In other embodiments of the present invention, the matrix material is selected from natural, synthetic or modified naturally occurring polymers including, but not limited to: agarose, cellulose, nitrocellulose, cellulose acetate, polyvinyl chloride, polystyrene, polyethylene, polypropylene, poly (4-methylbutene), polyacrylamide, polymethacrylate, polyethylene terephthalate, nylon, polyvinyl butyrate, or polyacrylate.

In other embodiments of the present invention, the matrix is an aldehydized latex microsphere; preferably, aldehyde polystyrene latex microspheres.

In some embodiments of the invention, the surface of the substrate is directly linked to a bioactive substance that is capable of specifically binding to the target molecule to be detected.

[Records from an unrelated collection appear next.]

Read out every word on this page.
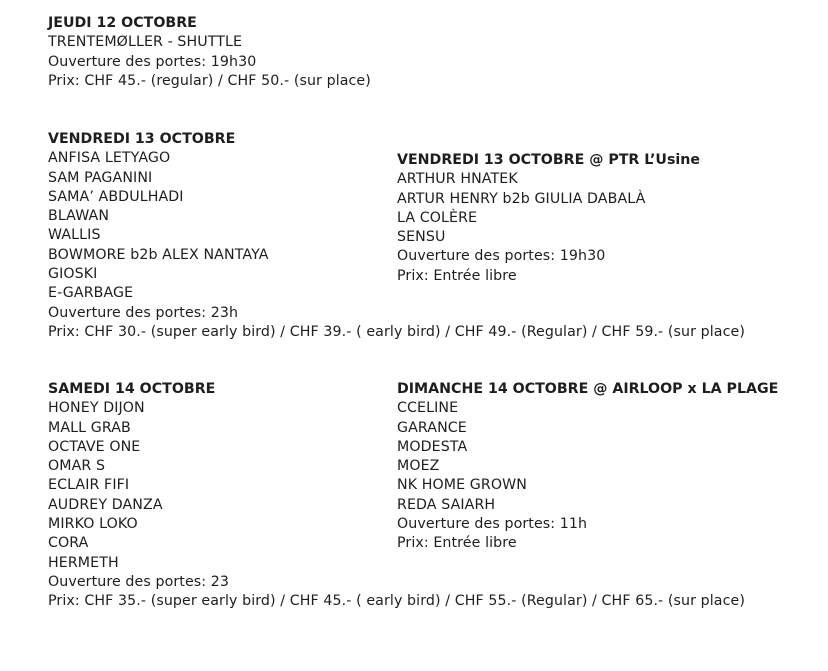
JEUDI 12 OCTOBRE
TRENTEMØLLER - SHUTTLE
Ouverture des portes: 19h30
Prix: CHF 45.- (regular) / CHF 50.- (sur place)
VENDREDI 13 OCTOBRE
ANFISA LETYAGO
SAM PAGANINI
SAMA’ ABDULHADI
BLAWAN
WALLIS
BOWMORE b2b ALEX NANTAYA
GIOSKI
E-GARBAGE
Ouverture des portes: 23h
Prix: CHF 30.- (super early bird) / CHF 39.- ( early bird) / CHF 49.- (Regular) / CHF 59.- (sur place)
VENDREDI 13 OCTOBRE @ PTR L’Usine
ARTHUR HNATEK
ARTUR HENRY b2b GIULIA DABALÀ
LA COLÈRE
SENSU
Ouverture des portes: 19h30
Prix: Entrée libre
SAMEDI 14 OCTOBRE
HONEY DIJON
MALL GRAB
OCTAVE ONE
OMAR S
ECLAIR FIFI
AUDREY DANZA
MIRKO LOKO
CORA
HERMETH
Ouverture des portes: 23
Prix: CHF 35.- (super early bird) / CHF 45.- ( early bird) / CHF 55.- (Regular) / CHF 65.- (sur place)
DIMANCHE 14 OCTOBRE @ AIRLOOP x LA PLAGE
CCELINE
GARANCE
MODESTA
MOEZ
NK HOME GROWN
REDA SAIARH
Ouverture des portes: 11h
Prix: Entrée libre
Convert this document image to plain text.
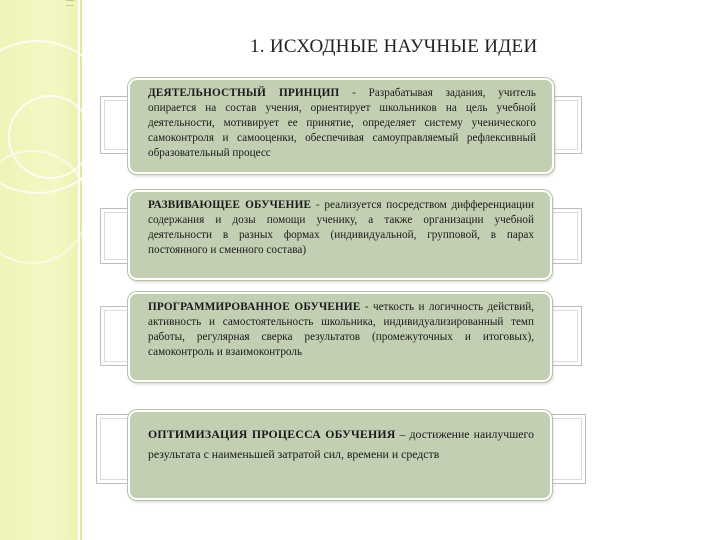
1. ИСХОДНЫЕ НАУЧНЫЕ ИДЕИ
ДЕЯТЕЛЬНОСТНЫЙ ПРИНЦИП - Разрабатывая задания, учитель опирается на состав учения, ориентирует школьников на цель учебной деятельности, мотивирует ее принятие, определяет систему ученического самоконтроля и самооценки, обеспечивая самоуправляемый рефлексивный образовательный процесс
РАЗВИВАЮЩЕЕ ОБУЧЕНИЕ - реализуется посредством дифференциации содержания и дозы помощи ученику, а также организации учебной деятельности в разных формах (индивидуальной, групповой, в парах постоянного и сменного состава)
ПРОГРАММИРОВАННОЕ ОБУЧЕНИЕ - четкость и логичность действий, активность и самостоятельность школьника, индивидуализированный темп работы, регулярная сверка результатов (промежуточных и итоговых), самоконтроль и взаимоконтроль
ОПТИМИЗАЦИЯ ПРОЦЕССА ОБУЧЕНИЯ – достижение наилучшего результата с наименьшей затратой сил, времени и средств
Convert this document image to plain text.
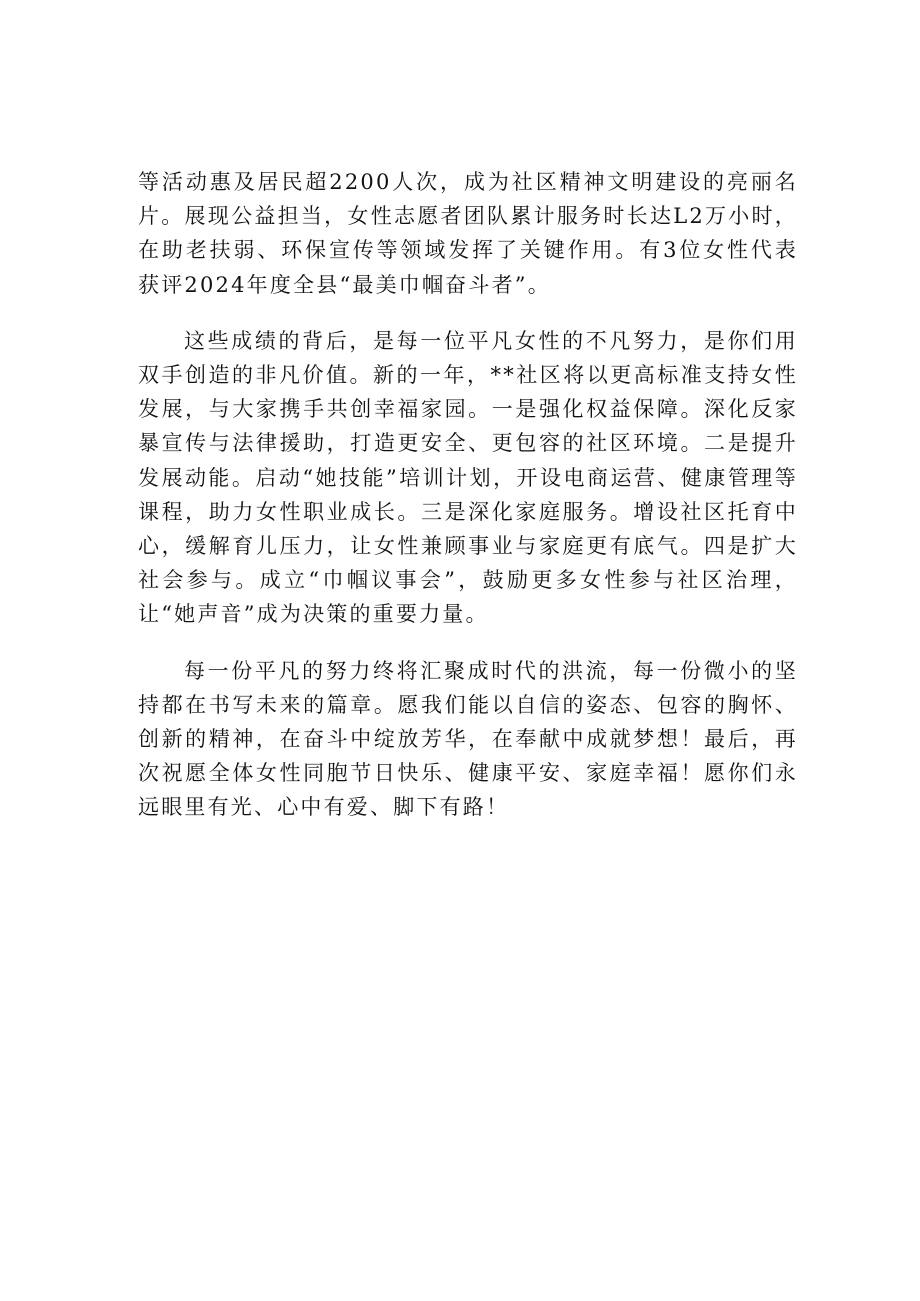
等活动惠及居民超2200人次，成为社区精神文明建设的亮丽名片。展现公益担当，女性志愿者团队累计服务时长达L2万小时，在助老扶弱、环保宣传等领域发挥了关键作用。有3位女性代表获评2024年度全县“最美巾帼奋斗者”。

这些成绩的背后，是每一位平凡女性的不凡努力，是你们用双手创造的非凡价值。新的一年，**社区将以更高标准支持女性发展，与大家携手共创幸福家园。一是强化权益保障。深化反家暴宣传与法律援助，打造更安全、更包容的社区环境。二是提升发展动能。启动“她技能”培训计划，开设电商运营、健康管理等课程，助力女性职业成长。三是深化家庭服务。增设社区托育中心，缓解育儿压力，让女性兼顾事业与家庭更有底气。四是扩大社会参与。成立“巾帼议事会”，鼓励更多女性参与社区治理，让“她声音”成为决策的重要力量。

每一份平凡的努力终将汇聚成时代的洪流，每一份微小的坚持都在书写未来的篇章。愿我们能以自信的姿态、包容的胸怀、创新的精神，在奋斗中绽放芳华，在奉献中成就梦想！最后，再次祝愿全体女性同胞节日快乐、健康平安、家庭幸福！愿你们永远眼里有光、心中有爱、脚下有路！
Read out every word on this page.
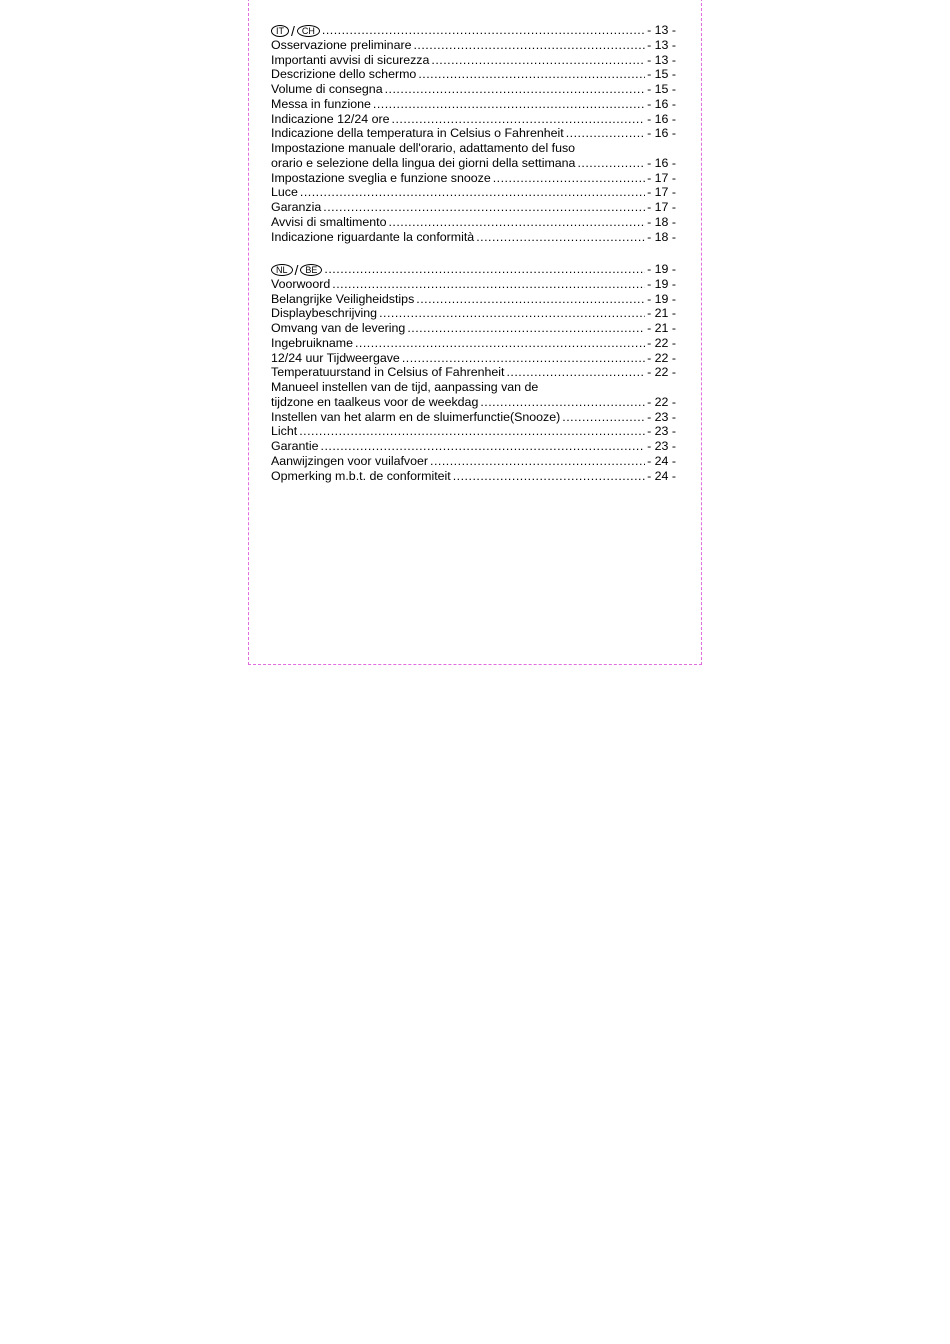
IT / CH .....	- 13 -
Osservazione preliminare .....	- 13 -
Importanti avvisi di sicurezza .....	- 13 -
Descrizione dello schermo .....	- 15 -
Volume di consegna .....	- 15 -
Messa in funzione .....	- 16 -
Indicazione 12/24 ore .....	- 16 -
Indicazione della temperatura in Celsius o Fahrenheit .....	- 16 -
Impostazione manuale dell'orario, adattamento del fuso
orario e selezione della lingua dei giorni della settimana .....	- 16 -
Impostazione sveglia e funzione snooze .....	- 17 -
Luce .....	- 17 -
Garanzia .....	- 17 -
Avvisi di smaltimento .....	- 18 -
Indicazione riguardante la conformità .....	- 18 -
NL / BE .....	- 19 -
Voorwoord .....	- 19 -
Belangrijke Veiligheidstips .....	- 19 -
Displaybeschrijving .....	- 21 -
Omvang van de levering .....	- 21 -
Ingebruikname .....	- 22 -
12/24 uur Tijdweergave .....	- 22 -
Temperatuurstand in Celsius of Fahrenheit .....	- 22 -
Manueel instellen van de tijd, aanpassing van de
tijdzone en taalkeus voor de weekdag .....	- 22 -
Instellen van het alarm en de sluimerfunctie(Snooze) .....	- 23 -
Licht .....	- 23 -
Garantie .....	- 23 -
Aanwijzingen voor vuilafvoer .....	- 24 -
Opmerking m.b.t. de conformiteit .....	- 24 -
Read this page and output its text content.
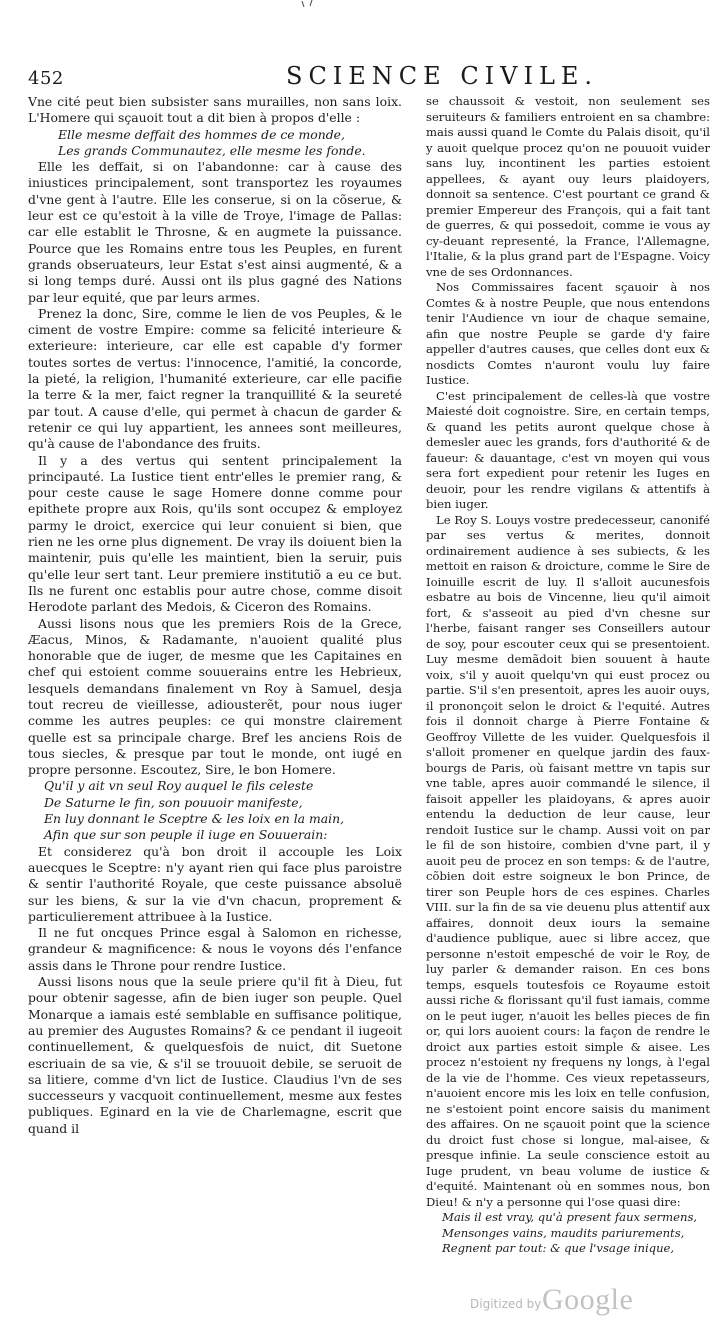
452	SCIENCE CIVILE.

Vne cité peut bien subsister sans murailles, non sans loix. L'Homere qui sçauoit tout a dit bien à propos d'elle :

Elle mesme deffait des hommes de ce monde,

Les grands Communautez, elle mesme les fonde.

Elle les deffait, si on l'abandonne: car à cause des iniustices principalement, sont transportez les royaumes d'vne gent à l'autre. Elle les conserue, si on la cõserue, & leur est ce qu'estoit à la ville de Troye, l'image de Pallas: car elle establit le Throsne, & en augmete la puissance. Pource que les Romains entre tous les Peuples, en furent grands obseruateurs, leur Estat s'est ainsi augmenté, & a si long temps duré. Aussi ont ils plus gagné des Nations par leur equité, que par leurs armes.

Prenez la donc, Sire, comme le lien de vos Peuples, & le ciment de vostre Empire: comme sa felicité interieure & exterieure: interieure, car elle est capable d'y former toutes sortes de vertus: l'innocence, l'amitié, la concorde, la pieté, la religion, l'humanité exterieure, car elle pacifie la terre & la mer, faict regner la tranquillité & la seureté par tout. A cause d'elle, qui permet à chacun de garder & retenir ce qui luy appartient, les annees sont meilleures, qu'à cause de l'abondance des fruits.

Il y a des vertus qui sentent principalement la principauté. La Iustice tient entr'elles le premier rang, & pour ceste cause le sage Homere donne comme pour epithete propre aux Rois, qu'ils sont occupez & employez parmy le droict, exercice qui leur conuient si bien, que rien ne les orne plus dignement. De vray ils doiuent bien la maintenir, puis qu'elle les maintient, bien la seruir, puis qu'elle leur sert tant. Leur premiere institutiõ a eu ce but. Ils ne furent onc establis pour autre chose, comme disoit Herodote parlant des Medois, & Ciceron des Romains.

Aussi lisons nous que les premiers Rois de la Grece, Æacus, Minos, & Radamante, n'auoient qualité plus honorable que de iuger, de mesme que les Capitaines en chef qui estoient comme souuerains entre les Hebrieux, lesquels demandans finalement vn Roy à Samuel, desja tout recreu de vieillesse, adiousterẽt, pour nous iuger comme les autres peuples: ce qui monstre clairement quelle est sa principale charge. Bref les anciens Rois de tous siecles, & presque par tout le monde, ont iugé en propre personne. Escoutez, Sire, le bon Homere.

Qu'il y ait vn seul Roy auquel le fils celeste

De Saturne le fin, son pouuoir manifeste,

En luy donnant le Sceptre & les loix en la main,

Afin que sur son peuple il iuge en Souuerain:

Et considerez qu'à bon droit il accouple les Loix auecques le Sceptre: n'y ayant rien qui face plus paroistre & sentir l'authorité Royale, que ceste puissance absoluë sur les biens, & sur la vie d'vn chacun, proprement & particulierement attribuee à la Iustice.

Il ne fut oncques Prince esgal à Salomon en richesse, grandeur & magnificence: & nous le voyons dés l'enfance assis dans le Throne pour rendre Iustice.

Aussi lisons nous que la seule priere qu'il fit à Dieu, fut pour obtenir sagesse, afin de bien iuger son peuple. Quel Monarque a iamais esté semblable en suffisance politique, au premier des Augustes Romains? & ce pendant il iugeoit continuellement, & quelquesfois de nuict, dit Suetone escriuain de sa vie, & s'il se trouuoit debile, se seruoit de sa litiere, comme d'vn lict de Iustice. Claudius l'vn de ses successeurs y vacquoit continuellement, mesme aux festes publiques. Eginard en la vie de Charlemagne, escrit que quand il

se chaussoit & vestoit, non seulement ses seruiteurs & familiers entroient en sa chambre: mais aussi quand le Comte du Palais disoit, qu'il y auoit quelque procez qu'on ne pouuoit vuider sans luy, incontinent les parties estoient appellees, & ayant ouy leurs plaidoyers, donnoit sa sentence. C'est pourtant ce grand & premier Empereur des François, qui a fait tant de guerres, & qui possedoit, comme ie vous ay cy-deuant representé, la France, l'Allemagne, l'Italie, & la plus grand part de l'Espagne. Voicy vne de ses Ordonnances.

Nos Commissaires facent sçauoir à nos Comtes & à nostre Peuple, que nous entendons tenir l'Audience vn iour de chaque semaine, afin que nostre Peuple se garde d'y faire appeller d'autres causes, que celles dont eux & nosdicts Comtes n'auront voulu luy faire Iustice.

C'est principalement de celles-là que vostre Maiesté doit cognoistre. Sire, en certain temps, & quand les petits auront quelque chose à demesler auec les grands, fors d'authorité & de faueur: & dauantage, c'est vn moyen qui vous sera fort expedient pour retenir les Iuges en deuoir, pour les rendre vigilans & attentifs à bien iuger.

Le Roy S. Louys vostre predecesseur, canonifé par ses vertus & merites, donnoit ordinairement audience à ses subiects, & les mettoit en raison & droicture, comme le Sire de Ioinuille escrit de luy. Il s'alloit aucunesfois esbatre au bois de Vincenne, lieu qu'il aimoit fort, & s'asseoit au pied d'vn chesne sur l'herbe, faisant ranger ses Conseillers autour de soy, pour escouter ceux qui se presentoient. Luy mesme demãdoit bien souuent à haute voix, s'il y auoit quelqu'vn qui eust procez ou partie. S'il s'en presentoit, apres les auoir ouys, il prononçoit selon le droict & l'equité. Autres fois il donnoit charge à Pierre Fontaine & Geoffroy Villette de les vuider. Quelquesfois il s'alloit promener en quelque jardin des faux-bourgs de Paris, où faisant mettre vn tapis sur vne table, apres auoir commandé le silence, il faisoit appeller les plaidoyans, & apres auoir entendu la deduction de leur cause, leur rendoit Iustice sur le champ. Aussi voit on par le fil de son histoire, combien d'vne part, il y auoit peu de procez en son temps: & de l'autre, cõbien doit estre soigneux le bon Prince, de tirer son Peuple hors de ces espines. Charles VIII. sur la fin de sa vie deuenu plus attentif aux affaires, donnoit deux iours la semaine d'audience publique, auec si libre accez, que personne n'estoit empesché de voir le Roy, de luy parler & demander raison. En ces bons temps, esquels toutesfois ce Royaume estoit aussi riche & florissant qu'il fust iamais, comme on le peut iuger, n'auoit les belles pieces de fin or, qui lors auoient cours: la façon de rendre le droict aux parties estoit simple & aisee. Les procez n'estoient ny frequens ny longs, à l'egal de la vie de l'homme. Ces vieux repetasseurs, n'auoient encore mis les loix en telle confusion, ne s'estoient point encore saisis du maniment des affaires. On ne sçauoit point que la science du droict fust chose si longue, mal-aisee, & presque infinie. La seule conscience estoit au Iuge prudent, vn beau volume de iustice & d'equité. Maintenant où en sommes nous, bon Dieu! & n'y a personne qui l'ose quasi dire:

Mais il est vray, qu'à present faux sermens,

Mensonges vains, maudits pariurements,

Regnent par tout: & que l'vsage inique,

Digitized by Google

In other embodiments of the present invention, the surface of the substrate is coated with a coating layer, and the surface of the coating layer is connected with a bioactive substance, wherein the bioactive substance can be specifically combined with a target molecule to be detected; examples of biologically active substance-target molecule binding partner ions include, by way of example and not limitation, antigen-antibody, hormone-hormone receptor, nucleic acid duplex, IgG-protein A, polynucleotide pairs such as DNA-DNA, DNA-RNA, and the like.

In some preferred embodiments of the invention, the biologically active substance is an antigen and/or an antibody; the antigen refers to a substance with immunogenicity; the antibody refers to immunoglobulin which is produced by an organism and can recognize specific foreign matters.